Il faisait nuit et je traversais l’esplanade du sanctuaire de Lourdes. Moine ou prêtre ? Telle était ma question lors du FRAT, pèlerinage des lycéens d’Île-de-France. Ensuite, au cours de mes études d’ingénieur, j’ai été marqué par le mouvement ATD Quart-Monde, puis par des travailleurs sociaux en Inde, où je vécus deux ans. J’ai trouvé alors dans la Compagnie la voie qui me permet, jusqu’à ce jour, de vivre les deux dimensions – religieuse et sociale – d’un même engagement. Une nouvelle question m’habita : frère ou prêtre ?
C’est lors d’une messe paroissiale que j’ai compris que ma place était dans l’assemblée et non pas sur le « podium ». Autrement dit, je n’avais pas la vocation d’être prêtre. Et je suis très heureux de vivre pleinement la vie jésuite de cette manière, à l’école d’Ignace (autant que je peux…).
Participant au groupe des prêtres-ouvriers jésuites, je devins « frère patron » d’une entreprise d’insertion à Cergy (Val-d’Oise).

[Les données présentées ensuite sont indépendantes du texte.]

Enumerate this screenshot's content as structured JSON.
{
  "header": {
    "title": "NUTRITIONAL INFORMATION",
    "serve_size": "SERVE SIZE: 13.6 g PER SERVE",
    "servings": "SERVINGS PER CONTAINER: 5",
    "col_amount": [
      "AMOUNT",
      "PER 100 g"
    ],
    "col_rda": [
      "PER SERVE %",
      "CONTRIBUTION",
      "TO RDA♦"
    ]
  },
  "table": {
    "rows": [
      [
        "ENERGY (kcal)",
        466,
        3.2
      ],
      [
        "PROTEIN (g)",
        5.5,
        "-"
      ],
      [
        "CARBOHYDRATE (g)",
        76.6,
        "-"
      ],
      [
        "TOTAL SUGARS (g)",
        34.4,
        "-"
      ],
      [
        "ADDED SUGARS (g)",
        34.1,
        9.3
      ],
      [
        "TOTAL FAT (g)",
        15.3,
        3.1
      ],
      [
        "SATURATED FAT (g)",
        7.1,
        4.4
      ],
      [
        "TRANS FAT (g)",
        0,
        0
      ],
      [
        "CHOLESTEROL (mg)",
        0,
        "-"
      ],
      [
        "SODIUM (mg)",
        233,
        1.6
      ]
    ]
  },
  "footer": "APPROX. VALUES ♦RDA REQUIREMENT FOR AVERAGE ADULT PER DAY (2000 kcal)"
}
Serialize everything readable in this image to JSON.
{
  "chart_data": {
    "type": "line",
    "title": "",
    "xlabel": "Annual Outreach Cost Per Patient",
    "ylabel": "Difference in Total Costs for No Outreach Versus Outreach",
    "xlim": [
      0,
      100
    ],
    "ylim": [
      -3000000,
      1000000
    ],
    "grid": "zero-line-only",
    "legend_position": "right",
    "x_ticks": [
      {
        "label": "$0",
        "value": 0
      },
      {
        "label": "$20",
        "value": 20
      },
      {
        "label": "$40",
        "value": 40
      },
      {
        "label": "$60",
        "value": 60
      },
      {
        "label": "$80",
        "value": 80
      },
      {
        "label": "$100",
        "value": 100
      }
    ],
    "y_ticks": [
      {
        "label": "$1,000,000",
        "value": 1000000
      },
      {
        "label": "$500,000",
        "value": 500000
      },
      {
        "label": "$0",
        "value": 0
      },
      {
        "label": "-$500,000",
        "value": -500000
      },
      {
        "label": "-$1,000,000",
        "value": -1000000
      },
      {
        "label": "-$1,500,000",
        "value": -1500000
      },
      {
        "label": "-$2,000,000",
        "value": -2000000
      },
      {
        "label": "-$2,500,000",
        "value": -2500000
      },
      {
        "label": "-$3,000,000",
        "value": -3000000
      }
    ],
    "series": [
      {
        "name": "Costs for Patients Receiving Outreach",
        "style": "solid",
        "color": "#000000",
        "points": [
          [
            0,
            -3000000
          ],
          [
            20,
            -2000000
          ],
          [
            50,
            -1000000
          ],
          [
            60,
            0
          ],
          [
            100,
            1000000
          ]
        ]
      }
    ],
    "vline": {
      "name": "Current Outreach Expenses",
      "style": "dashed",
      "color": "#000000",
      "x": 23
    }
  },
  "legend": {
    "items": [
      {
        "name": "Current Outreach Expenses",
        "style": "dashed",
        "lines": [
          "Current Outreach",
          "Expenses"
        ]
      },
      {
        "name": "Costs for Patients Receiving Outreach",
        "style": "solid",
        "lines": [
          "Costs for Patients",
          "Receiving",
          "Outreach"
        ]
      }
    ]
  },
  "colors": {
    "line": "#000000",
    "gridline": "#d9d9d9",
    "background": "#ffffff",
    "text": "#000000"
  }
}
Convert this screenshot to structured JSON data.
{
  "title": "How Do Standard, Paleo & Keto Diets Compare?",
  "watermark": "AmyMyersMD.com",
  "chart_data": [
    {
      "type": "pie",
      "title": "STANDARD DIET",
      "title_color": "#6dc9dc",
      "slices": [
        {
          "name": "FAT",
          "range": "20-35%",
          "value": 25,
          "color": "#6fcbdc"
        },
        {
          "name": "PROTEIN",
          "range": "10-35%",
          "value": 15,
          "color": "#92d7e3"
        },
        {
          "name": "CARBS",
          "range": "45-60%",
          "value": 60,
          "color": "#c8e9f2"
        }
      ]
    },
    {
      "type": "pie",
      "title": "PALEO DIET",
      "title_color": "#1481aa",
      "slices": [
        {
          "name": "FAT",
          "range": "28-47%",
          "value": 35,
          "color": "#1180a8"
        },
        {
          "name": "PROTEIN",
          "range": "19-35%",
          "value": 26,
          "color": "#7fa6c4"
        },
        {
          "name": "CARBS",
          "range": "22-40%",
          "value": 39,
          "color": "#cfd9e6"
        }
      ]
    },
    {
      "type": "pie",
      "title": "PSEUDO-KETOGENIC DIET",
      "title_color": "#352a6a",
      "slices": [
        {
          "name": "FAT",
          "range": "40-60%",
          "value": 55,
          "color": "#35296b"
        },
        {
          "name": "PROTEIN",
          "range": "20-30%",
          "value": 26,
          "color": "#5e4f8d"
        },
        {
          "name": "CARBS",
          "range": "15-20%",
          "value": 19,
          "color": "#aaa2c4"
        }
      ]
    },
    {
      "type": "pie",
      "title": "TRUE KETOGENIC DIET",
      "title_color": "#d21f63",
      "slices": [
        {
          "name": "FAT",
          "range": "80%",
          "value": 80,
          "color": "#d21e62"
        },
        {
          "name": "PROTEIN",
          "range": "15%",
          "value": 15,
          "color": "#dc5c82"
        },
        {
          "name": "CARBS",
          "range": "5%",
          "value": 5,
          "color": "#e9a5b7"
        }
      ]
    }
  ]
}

Ma plus grande fierté, c’était de réaliser des chantiers prestigieux comme repeindre quarante suites d’un hôtel quatre étoiles en face du Louvre. Car ainsi, des jeunes, que beaucoup considéraient comme « racaille » et bons à rien, faisaient la preuve qu’ils pouvaient avoir une place dans la société. Il en fut de même, ensuite, à l’école de production de l’Icam-Toulouse, dans un métier de pointe. Les entretiens éducatifs avec ces jeunes étaient parfois de véritables défis. Comment retrouver en eux le désir d’avancer et le levier qui leur redonnera de la motivation ?

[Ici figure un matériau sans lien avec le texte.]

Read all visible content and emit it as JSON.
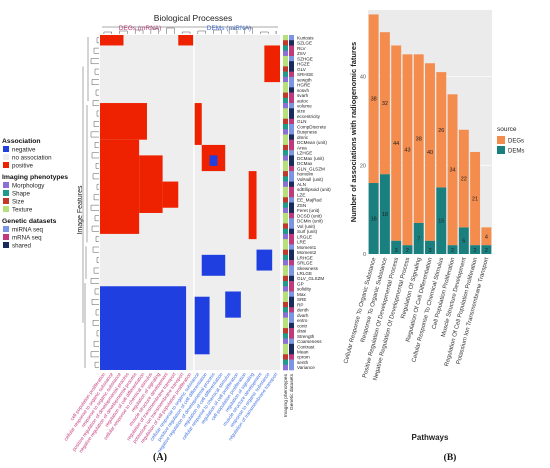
{
  "panel_labels": {
    "a": "(A)",
    "b": "(B)"
  },
  "chart_data": [
    {
      "type": "heatmap",
      "title": "Biological Processes",
      "group_labels": [
        "DEGs (mRNA)",
        "DEMs (miRNA)"
      ],
      "ylabel": "Image Features",
      "legend": {
        "association_title": "Association",
        "association_items": [
          {
            "label": "negative",
            "color": "#1f3fe0"
          },
          {
            "label": "no association",
            "color": "#eeeeee"
          },
          {
            "label": "positive",
            "color": "#ee2200"
          }
        ],
        "phenotype_title": "Imaging phenotypes",
        "phenotype_items": [
          {
            "label": "Morphology",
            "color": "#8a6fd6"
          },
          {
            "label": "Shape",
            "color": "#1e9c8a"
          },
          {
            "label": "Size",
            "color": "#c0392b"
          },
          {
            "label": "Texture",
            "color": "#b6e07a"
          }
        ],
        "dataset_title": "Genetic datasets",
        "dataset_items": [
          {
            "label": "miRNA seq",
            "color": "#7b95e0"
          },
          {
            "label": "mRNA seq",
            "color": "#c0397a"
          },
          {
            "label": "shared",
            "color": "#1a2a5a"
          }
        ]
      },
      "side_bar_labels": [
        "Imaging phenotypes",
        "Genetic datasets"
      ],
      "row_labels": [
        "Kurtosis",
        "SZLGE",
        "RLV",
        "ZSV",
        "SZHGE",
        "HGZE",
        "GLV",
        "SRHGE",
        "sewgth",
        "HGRE",
        "sosvh",
        "svarh",
        "autoc",
        "volume",
        "size",
        "eccentricity",
        "GLN",
        "CompDiscrete",
        "Busyness",
        "dmric",
        "DCMean (unit)",
        "Area",
        "LZHGE",
        "DCMax (unit)",
        "DCMax",
        "GLN_GLSZM",
        "homolm",
        "VolNull (unit)",
        "ALN",
        "sdEllipsoid (unit)",
        "LZE",
        "EE_MajRad",
        "ZSN",
        "Feret (unit)",
        "DCSD (unit)",
        "DCMin (unit)",
        "Vol (unit)",
        "Surf (unit)",
        "LRGLE",
        "LRE",
        "Moment1",
        "Moment2",
        "LRHGE",
        "SRLGE",
        "Skewness",
        "LRLGE",
        "GLV_GLSZM",
        "GP",
        "solidity",
        "Max",
        "SRE",
        "RP",
        "denth",
        "dvarh",
        "entro",
        "contr",
        "dissi",
        "Strength",
        "Coarseness",
        "Contrast",
        "Mean",
        "cprom",
        "senth",
        "Variance"
      ],
      "column_labels": [
        "cell population proliferation",
        "cellular response to organic substance",
        "response to organic substance",
        "positive regulation of developmental process",
        "negative regulation of developmental process",
        "regulation of cell differentiation",
        "cellular response to chemical stimulus",
        "regulation of signaling",
        "muscle structure development",
        "regulation of transmembrane transport",
        "potassium ion transmembrane transport",
        "regulation of cell population proliferation",
        "cellular response to organic substance",
        "positive regulation of cell differentiation",
        "negative regulation of developmental process",
        "regulation of cell differentiation",
        "cellular response to chemical stimulus",
        "regulation of cell proliferation",
        "cell population proliferation",
        "regulation of signaling",
        "muscle structure development",
        "response to organic substance",
        "regulation of transmembrane transport"
      ],
      "cell_blocks": [
        {
          "value": "positive",
          "rows": [
            0,
            1
          ],
          "cols": [
            0,
            2
          ]
        },
        {
          "value": "positive",
          "rows": [
            0,
            1
          ],
          "cols": [
            10,
            11
          ]
        },
        {
          "value": "positive",
          "rows": [
            2,
            8
          ],
          "cols": [
            21,
            22
          ]
        },
        {
          "value": "positive",
          "rows": [
            13,
            19
          ],
          "cols": [
            0,
            5
          ]
        },
        {
          "value": "positive",
          "rows": [
            13,
            20
          ],
          "cols": [
            12,
            12
          ]
        },
        {
          "value": "positive",
          "rows": [
            20,
            37
          ],
          "cols": [
            0,
            4
          ]
        },
        {
          "value": "positive",
          "rows": [
            23,
            33
          ],
          "cols": [
            5,
            7
          ]
        },
        {
          "value": "positive",
          "rows": [
            21,
            25
          ],
          "cols": [
            13,
            15
          ]
        },
        {
          "value": "positive",
          "rows": [
            26,
            38
          ],
          "cols": [
            19,
            19
          ]
        },
        {
          "value": "positive",
          "rows": [
            28,
            32
          ],
          "cols": [
            8,
            9
          ]
        },
        {
          "value": "negative",
          "rows": [
            23,
            24
          ],
          "cols": [
            14,
            14
          ]
        },
        {
          "value": "negative",
          "rows": [
            42,
            45
          ],
          "cols": [
            13,
            15
          ]
        },
        {
          "value": "negative",
          "rows": [
            41,
            44
          ],
          "cols": [
            20,
            21
          ]
        },
        {
          "value": "negative",
          "rows": [
            48,
            63
          ],
          "cols": [
            0,
            10
          ]
        },
        {
          "value": "negative",
          "rows": [
            50,
            60
          ],
          "cols": [
            12,
            13
          ]
        },
        {
          "value": "negative",
          "rows": [
            49,
            53
          ],
          "cols": [
            16,
            17
          ]
        }
      ]
    },
    {
      "type": "bar",
      "stacked": true,
      "categories": [
        "Cellular Response To Organic Substance",
        "Response To Organic Substance",
        "Positive Regulation Of Developmental Process",
        "Negative Regulation Of Developmental Process",
        "Regulation Of Signaling",
        "Regulation Of Cell Differentiation",
        "Cellular Response To Chemical Stimulus",
        "Cell Population Proliferation",
        "Muscle Structure Development",
        "Regulation Of Cell Population Proliferation",
        "Potassium Ion Transmembrane Transport"
      ],
      "series": [
        {
          "name": "DEMs",
          "color": "#1a7f7f",
          "values": [
            16,
            18,
            3,
            2,
            7,
            3,
            15,
            2,
            6,
            2,
            2
          ]
        },
        {
          "name": "DEGs",
          "color": "#f48c4e",
          "values": [
            38,
            32,
            44,
            43,
            38,
            40,
            26,
            34,
            22,
            21,
            4
          ]
        }
      ],
      "xlabel": "Pathways",
      "ylabel": "Number of associations with radiogenomic fatures",
      "ylim": [
        0,
        55
      ],
      "yticks": [
        0,
        20,
        40
      ],
      "grid": true,
      "legend_title": "source",
      "legend_position": "right"
    }
  ]
}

En voyant des jeunes se débattre avec leurs difficultés personnelles, j’ai souvent éprouvé que nous étions de la même « pâte humaine » et j’étais, à titre personnel, davantage conscient de mes propres lieux de combats intérieurs et spirituels. Une sorte de fraternité intérieure, au cœur de nos désirs de vivre et d’être debout.

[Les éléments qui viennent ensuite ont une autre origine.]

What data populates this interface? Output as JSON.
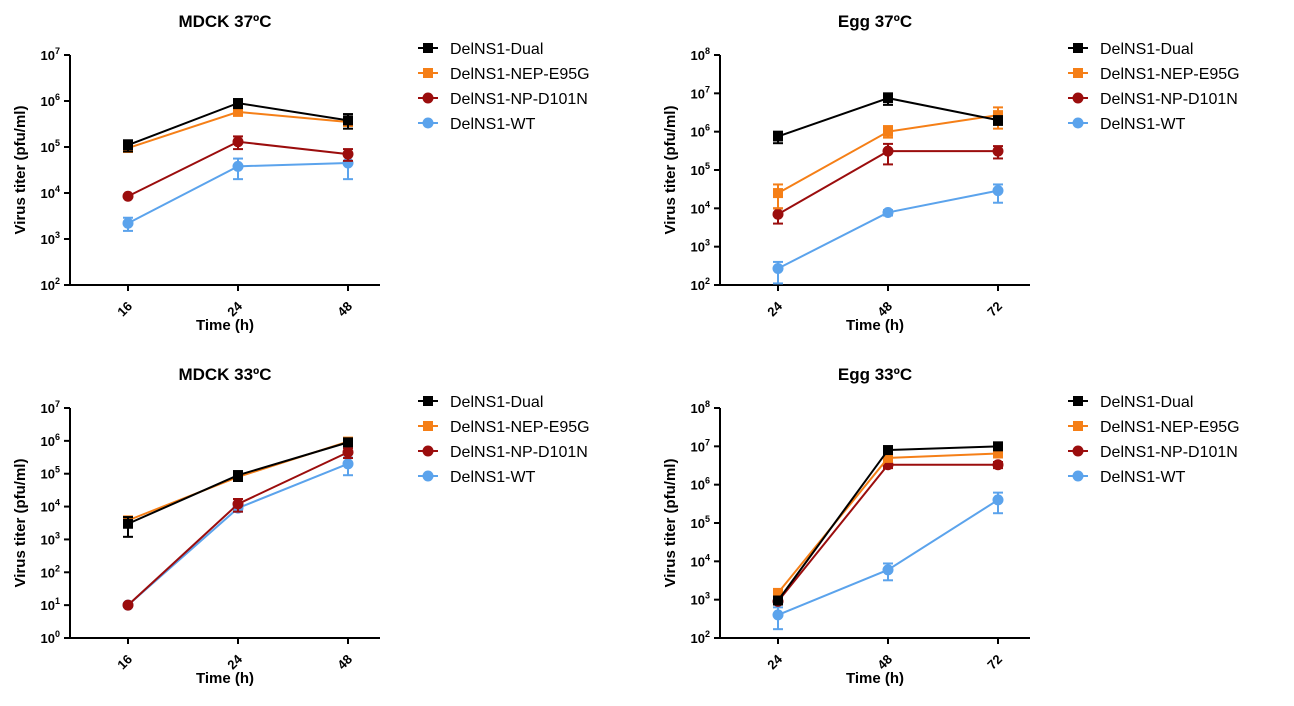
{
  "chart_data": [
    {
      "type": "line",
      "title": "MDCK 37ºC",
      "xlabel": "Time (h)",
      "ylabel": "Virus titer (pfu/ml)",
      "yscale": "log",
      "ylim_exp": [
        2,
        7
      ],
      "x": [
        "16",
        "24",
        "48"
      ],
      "legend_position": "right",
      "series": [
        {
          "name": "DelNS1-Dual",
          "color": "#000000",
          "marker": "square",
          "values": [
            110000,
            900000,
            380000
          ],
          "err_low": [
            80000,
            700000,
            250000
          ],
          "err_high": [
            140000,
            1100000,
            520000
          ]
        },
        {
          "name": "DelNS1-NEP-E95G",
          "color": "#f57f17",
          "marker": "square",
          "values": [
            95000,
            580000,
            350000
          ],
          "err_low": [
            85000,
            500000,
            300000
          ],
          "err_high": [
            105000,
            660000,
            400000
          ]
        },
        {
          "name": "DelNS1-NP-D101N",
          "color": "#9b0d0d",
          "marker": "circle",
          "values": [
            8500,
            130000,
            70000
          ],
          "err_low": [
            8000,
            90000,
            50000
          ],
          "err_high": [
            9000,
            170000,
            90000
          ]
        },
        {
          "name": "DelNS1-WT",
          "color": "#5ba3ec",
          "marker": "circle",
          "values": [
            2200,
            38000,
            45000
          ],
          "err_low": [
            1500,
            20000,
            20000
          ],
          "err_high": [
            2900,
            56000,
            70000
          ]
        }
      ]
    },
    {
      "type": "line",
      "title": "Egg 37ºC",
      "xlabel": "Time (h)",
      "ylabel": "Virus titer (pfu/ml)",
      "yscale": "log",
      "ylim_exp": [
        2,
        8
      ],
      "x": [
        "24",
        "48",
        "72"
      ],
      "legend_position": "right",
      "series": [
        {
          "name": "DelNS1-Dual",
          "color": "#000000",
          "marker": "square",
          "values": [
            750000,
            7500000,
            2000000
          ],
          "err_low": [
            500000,
            5000000,
            1500000
          ],
          "err_high": [
            1000000,
            10000000,
            2500000
          ]
        },
        {
          "name": "DelNS1-NEP-E95G",
          "color": "#f57f17",
          "marker": "square",
          "values": [
            25000,
            1000000,
            2700000
          ],
          "err_low": [
            10000,
            700000,
            1200000
          ],
          "err_high": [
            42000,
            1400000,
            4300000
          ]
        },
        {
          "name": "DelNS1-NP-D101N",
          "color": "#9b0d0d",
          "marker": "circle",
          "values": [
            7000,
            310000,
            310000
          ],
          "err_low": [
            4000,
            140000,
            200000
          ],
          "err_high": [
            10000,
            480000,
            420000
          ]
        },
        {
          "name": "DelNS1-WT",
          "color": "#5ba3ec",
          "marker": "circle",
          "values": [
            270,
            7800,
            29000
          ],
          "err_low": [
            110,
            6500,
            14000
          ],
          "err_high": [
            400,
            9000,
            42000
          ]
        }
      ]
    },
    {
      "type": "line",
      "title": "MDCK 33ºC",
      "xlabel": "Time (h)",
      "ylabel": "Virus titer (pfu/ml)",
      "yscale": "log",
      "ylim_exp": [
        0,
        7
      ],
      "x": [
        "16",
        "24",
        "48"
      ],
      "legend_position": "right",
      "series": [
        {
          "name": "DelNS1-Dual",
          "color": "#000000",
          "marker": "square",
          "values": [
            3000,
            90000,
            900000
          ],
          "err_low": [
            1200,
            60000,
            700000
          ],
          "err_high": [
            4800,
            120000,
            1100000
          ]
        },
        {
          "name": "DelNS1-NEP-E95G",
          "color": "#f57f17",
          "marker": "square",
          "values": [
            3800,
            80000,
            950000
          ],
          "err_low": [
            3000,
            60000,
            850000
          ],
          "err_high": [
            4600,
            100000,
            1050000
          ]
        },
        {
          "name": "DelNS1-NP-D101N",
          "color": "#9b0d0d",
          "marker": "circle",
          "values": [
            10,
            12000,
            450000
          ],
          "err_low": [
            9,
            7000,
            300000
          ],
          "err_high": [
            11,
            17000,
            600000
          ]
        },
        {
          "name": "DelNS1-WT",
          "color": "#5ba3ec",
          "marker": "circle",
          "values": [
            10,
            9000,
            200000
          ],
          "err_low": [
            9,
            7000,
            90000
          ],
          "err_high": [
            11,
            11000,
            310000
          ]
        }
      ]
    },
    {
      "type": "line",
      "title": "Egg 33ºC",
      "xlabel": "Time (h)",
      "ylabel": "Virus titer (pfu/ml)",
      "yscale": "log",
      "ylim_exp": [
        2,
        8
      ],
      "x": [
        "24",
        "48",
        "72"
      ],
      "legend_position": "right",
      "series": [
        {
          "name": "DelNS1-Dual",
          "color": "#000000",
          "marker": "square",
          "values": [
            950,
            8000000,
            10000000
          ],
          "err_low": [
            800,
            7000000,
            9000000
          ],
          "err_high": [
            1100,
            9000000,
            11000000
          ]
        },
        {
          "name": "DelNS1-NEP-E95G",
          "color": "#f57f17",
          "marker": "square",
          "values": [
            1500,
            5000000,
            6500000
          ],
          "err_low": [
            1300,
            4000000,
            5500000
          ],
          "err_high": [
            1700,
            6000000,
            7500000
          ]
        },
        {
          "name": "DelNS1-NP-D101N",
          "color": "#9b0d0d",
          "marker": "circle",
          "values": [
            900,
            3300000,
            3300000
          ],
          "err_low": [
            800,
            2700000,
            2700000
          ],
          "err_high": [
            1000,
            3900000,
            3900000
          ]
        },
        {
          "name": "DelNS1-WT",
          "color": "#5ba3ec",
          "marker": "circle",
          "values": [
            400,
            6000,
            400000
          ],
          "err_low": [
            170,
            3200,
            180000
          ],
          "err_high": [
            630,
            8800,
            620000
          ]
        }
      ]
    }
  ]
}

Il a été question de m’envoyer vivre au Maghreb. Finalement, depuis une vingtaine d’années, je vis avec quatre compagnons au 17ème étage d’un HLM, dans un quartier de Toulouse peuplé de familles majoritairement issues de là-bas. Demeurer dans ce quartier aussi longtemps est une chance : cela me permet de vivre au quotidien avec de vrais amis (paroisse, maison de quartier, mosquées, voisinage…). Pour moi, ces quartiers sont des endroits clés où s’expérimente la société de demain.
Pour finir, j’ajouterai encore que j’aime la cuisine indienne, la méditation bouddhiste Vipassana, les vidéos du jésuite indien Anthony de Mello et la contemplation de la nature, avec notamment une retraite, tous les étés, sous la tente en pleine montagne. Sans oublier une conscience écologique de plus en plus profonde, marquée par l’encyclique Laudato Si.